Aline Gatto Boueri/Opera Mundi

Para simpatizantes reunidos na Praça de Maio, escutar a mandatária trazia sentimentos entre a emoção e a angústia

Opera Mundi – A mobilização estava marcada para 18h na Praça de Maio, em frente à Casa Rosada. Ali, ontem (9), militantes e simpatizantes, famílias com bebês, jovens, idosos e crianças se aproximavam da sede do governo argentino onde, horas mais tarde, Cristina Fernández de Kirchner discursou como presidente pela última vez.

Em tom épico, enquanto a multidão entoava – como durante toda a tarde – “vamos voltar, nós vamos voltar”, a mandatária se despediu com um chamado: “Cada um de vocês tem um dirigente dentro de si. Quando vocês sentem que aqueles a quem confiaram seus votos os traíram, tomem suas bandeiras e saibam quem é o dirigente de seu destino e o construtor de sua vida. Porque foi esse meu maior legado ao povo argentino: o empoderamento popular, cidadão, das liberdades, dos direitos”.
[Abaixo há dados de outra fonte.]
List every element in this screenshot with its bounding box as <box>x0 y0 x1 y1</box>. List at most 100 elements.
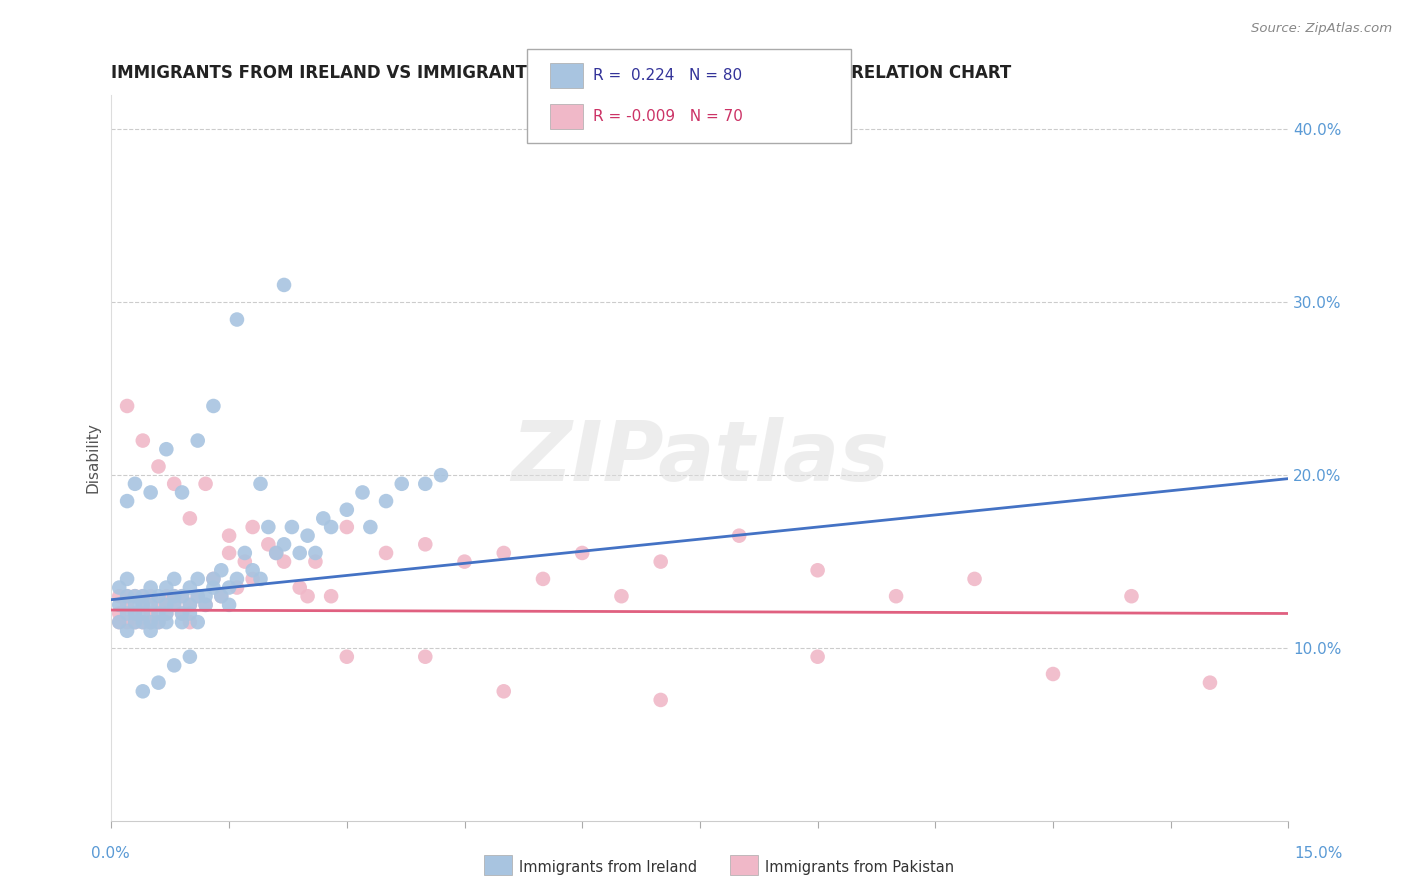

Cristina, cujo mandato terminou – por decisão judicial – às 23:59h de ontem, fez piada com o inusitado fim de seu governo. “Não posso falar muito porque à meia-noite viro abóbora.” Cristina não participará da posse de Mauricio Macri hoje. O presidente eleito vai receber o bastão e a faixa das mãos de Federico Pinedo, seu aliado e presidente provisório do Senado, que ocupará a Casa Rosada durante as 12 horas que separam o fim do governo de Kirchner e a ascensão de Macri.

Cristina Kirchner alternou bom humor, como no momento em que trocou declarações de amor com seu neto, Néstor Ivan, e o tom provocador que lhe é característico, como quando afirmou que “se com tanto ataque contra nós fizemos tantas coisas pelos argentinos, quantas poderão fazer aqueles que têm tantos fatores a seu favor. Tenhamos muita fé e muita esperança”.

Com a presença do presidente boliviano, Evo Morales, Cristina inaugurou um busto de Néstor Kirchner, seu falecido marido e ex-presidente (2003-2007). Em seguida, subiu a um palco montado em frente à Casa Rosada, que ocupou por oito anos. Em seu discurso, destacou o ineditismo de um quarto governo constitucional consecutivo na história argentina e aproveitou o assunto da transmissão de poder para disparar contra vários de seus oponentes políticos ao mesmo tempo: o Grupo Clarín, alguns setores do Judiciário e o presidente eleito Mauricio Macri.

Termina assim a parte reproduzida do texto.